The performative behaviour of both camera and subject gave rise to a series of works centred on particular bodily actions. Performance (2003) is still very much concerned with portraiture, both as self-image (a drawing) and as the self viewed (a photograph). The artist, unclothed in front of a black backdrop, draws around the outline of her body with a piece of white chalk, successively crouching, leaning, bending, turning and stretching to reach her extremities, passing the chalk from one hand to the other, before finally bending forward again, then returning to an upright position and leaving before the film runs out, so that the final images are of the drawing alone. On this occasion, the animated subject moves only within the confines of a fixed position while the film relentlessly progresses through the camera, which in turn moves continuously back and forth on its tripod in a series of panning sweeps.
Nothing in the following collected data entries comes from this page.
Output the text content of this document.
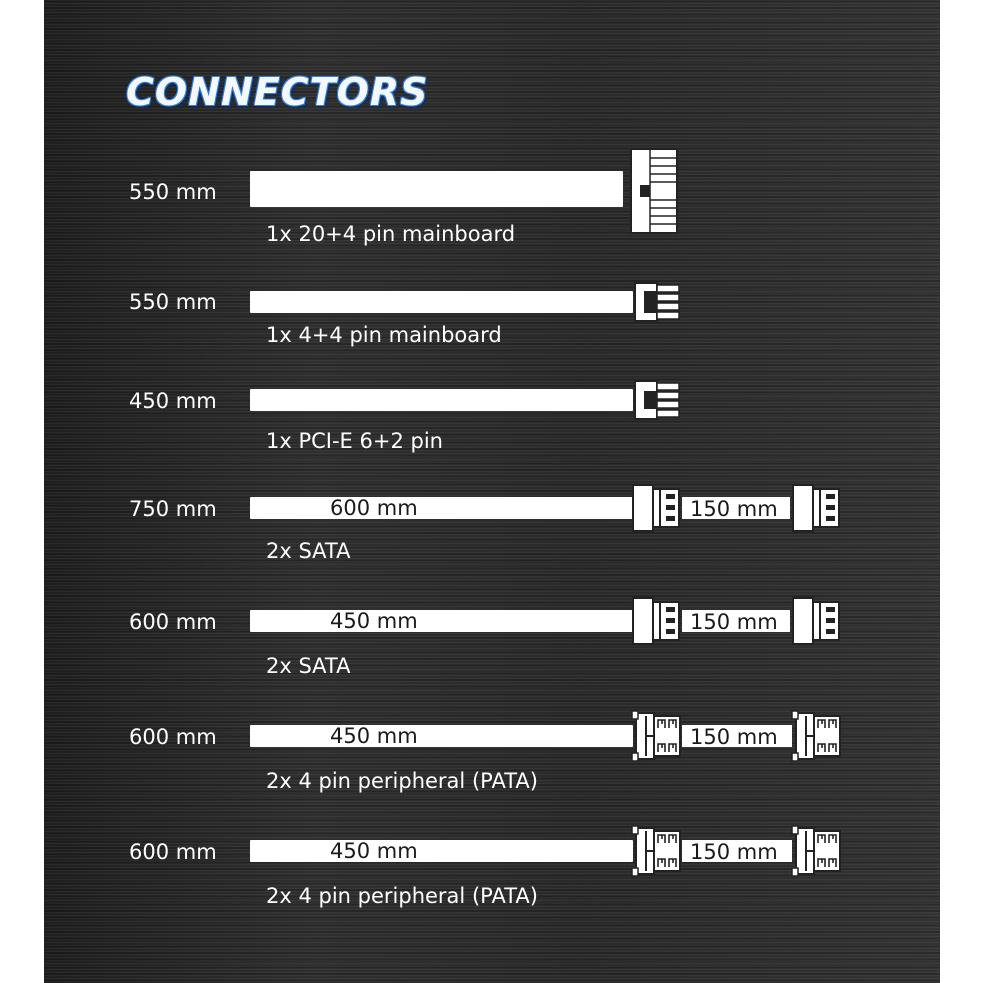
CONNECTORS
550 mm
1x 20+4 pin mainboard
550 mm
1x 4+4 pin mainboard
450 mm
1x PCI-E 6+2 pin
750 mm	600 mm	150 mm
2x SATA
600 mm	450 mm	150 mm
2x SATA
600 mm	450 mm	150 mm
2x 4 pin peripheral (PATA)
600 mm	450 mm	150 mm
2x 4 pin peripheral (PATA)
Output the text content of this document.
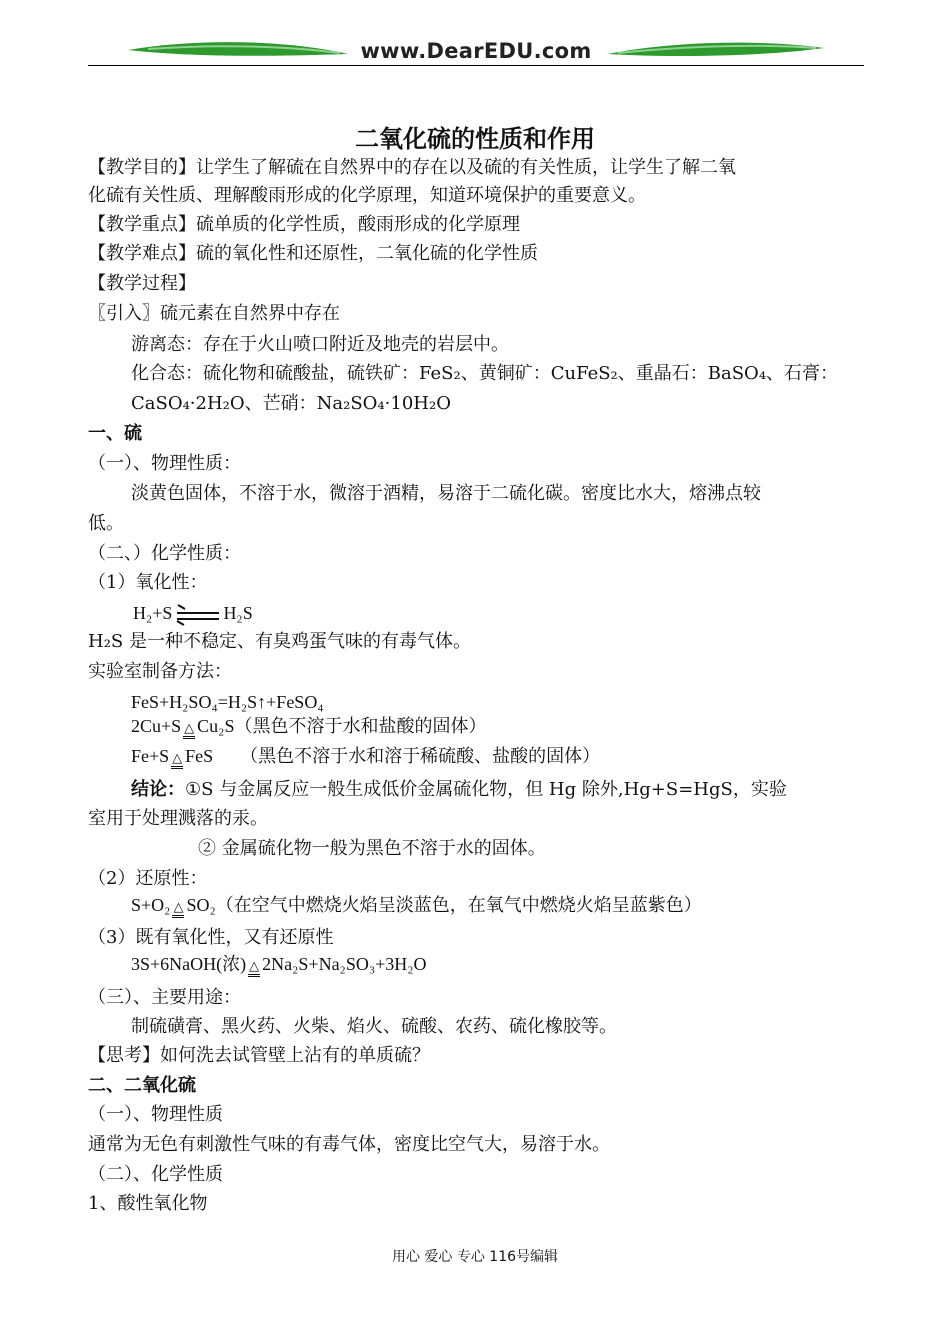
www.DearEDU.com
二氧化硫的性质和作用
【教学目的】让学生了解硫在自然界中的存在以及硫的有关性质，让学生了解二氧
化硫有关性质、理解酸雨形成的化学原理，知道环境保护的重要意义。
【教学重点】硫单质的化学性质，酸雨形成的化学原理
【教学难点】硫的氧化性和还原性，二氧化硫的化学性质
【教学过程】
〖引入〗硫元素在自然界中存在
游离态：存在于火山喷口附近及地壳的岩层中。
化合态：硫化物和硫酸盐，硫铁矿：FeS₂、黄铜矿：CuFeS₂、重晶石：BaSO₄、石膏：
CaSO₄·2H₂O、芒硝：Na₂SO₄·10H₂O
一、硫
（一）、物理性质：
淡黄色固体，不溶于水，微溶于酒精，易溶于二硫化碳。密度比水大，熔沸点较
低。
（二、）化学性质：
（1）氧化性：
H₂+S	H₂S
H₂S 是一种不稳定、有臭鸡蛋气味的有毒气体。
实验室制备方法：
FeS+H₂SO₄=H₂S↑+FeSO₄
2Cu+S △ Cu₂S（黑色不溶于水和盐酸的固体）
Fe+S △ FeS　　（黑色不溶于水和溶于稀硫酸、盐酸的固体）
结论：①S 与金属反应一般生成低价金属硫化物，但 Hg 除外,Hg+S=HgS，实验
室用于处理溅落的汞。
② 金属硫化物一般为黑色不溶于水的固体。
（2）还原性：
S+O₂ △ SO₂（在空气中燃烧火焰呈淡蓝色，在氧气中燃烧火焰呈蓝紫色）
（3）既有氧化性，又有还原性
3S+6NaOH(浓) △ 2Na₂S+Na₂SO₃+3H₂O
（三）、主要用途：
制硫磺膏、黑火药、火柴、焰火、硫酸、农药、硫化橡胶等。
【思考】如何洗去试管壁上沾有的单质硫？
二、二氧化硫
（一）、物理性质
通常为无色有刺激性气味的有毒气体，密度比空气大，易溶于水。
（二）、化学性质
1、酸性氧化物
用心 爱心 专心 116号编辑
This complex of pauses and movements registers the body as a repeating frieze of seventy distinct renditions in a developing continuum, similar in appearance to a Muybridge sequence of human locomotion, but with both figure and drawing anamorphically compressed by the lateral actions of film and tripod.
Clearly, this is a model of reflexivity, a lucid study in the relation of film to camera to subject, and a comparison of drawing, photography and animation. Equally clearly, this objectively scientific method has other consequences – the production of an image now susceptible to more subjective responses. If, for example, we consider this to be a ‘desirable’ image, the locus of desire seems to be within four possible sites: the artist herself as subject; the operator of the camera; the viewer of the photograph; and the photograph itself as viewed object.
Additional to her imperative of making one continuous image (a drawing) to be simultaneously configured within another (an extended photographic transparency), there is the artist’s wish to repress a single identity in favour of multiple identities, creating a frieze that is repetitious without ever literally repeating itself. Indeed, she sees the performed action more as annihilation than celebration of a singular self, and the white chalk drawing that remains is like the evidence of a body’s trace in a crime scene. A temptation to see the naked artist’s self-attention as an auto-erotic experience seems undermined by such negative description, and one may have to look elsewhere to find her displayed body as an object of desire.
In this case, the next consideration might be the perception of the unseen and unknown camera operator, but one can only speculate on the psychological effect of such a gaze on its donor. Our own indirect gaze towards the ensuing representation is a more reliable reference. The nude figure will always be potentially erotic, and here a slender, youthful female body is in conformity with a convention familiar to us in paintings, photographs and films, and must surely qualify to trigger such potential. Moreover, given that the back-and-fourth panning of the camera frequently creates pairs of figures within the larger frieze, a resulting narrative suggestion only compounds an erotic reading by supplying a context. For example, the detail selected for the invitation card to Laura Medler’s recent exhibitions at Capital Culture in London, and Outline in Amsterdam, comprises two elongated women standing side by side, laterally inverted like mirrored twins, each with one arm raised, stretching and revealing the upper part of the body, each with the other arm hanging down and seemingly linked as though they are handcuffed together. Both gestures, in combination with their nudity, only serve to render the pair as passive recipients of our gaze, but the combined look of both figures directly outwards to the observer defiantly contradicts that passivity, their resulting ambivalence producing an almost sado-masochistic construct.
The final locus of desire is in the art object itself, the image embedded in the medium which transports it. Most usually with Laura Medler’s work, a Cibachrome transparency is displayed on a light-box, offering the viewer a shiningly seductive consumable. Equally enticing, however, Performance is resolved as a sleekly panoramic (14 x 300 cm) Cibachrome print, face-mounted behind clear acrylic (using the Diasec process), backed with aluminium. The hi-tech production values and pristinely manufactured materials combine with the more uniquely configured and painterly nudes (patterned with lateral striations resulting from the film’s imperfect progression) in an irresistible mix. This is, in fact, the final, potent meeting point of three desires (towards the subject, towards the image, and towards the object), which now reside there in delectable fusion.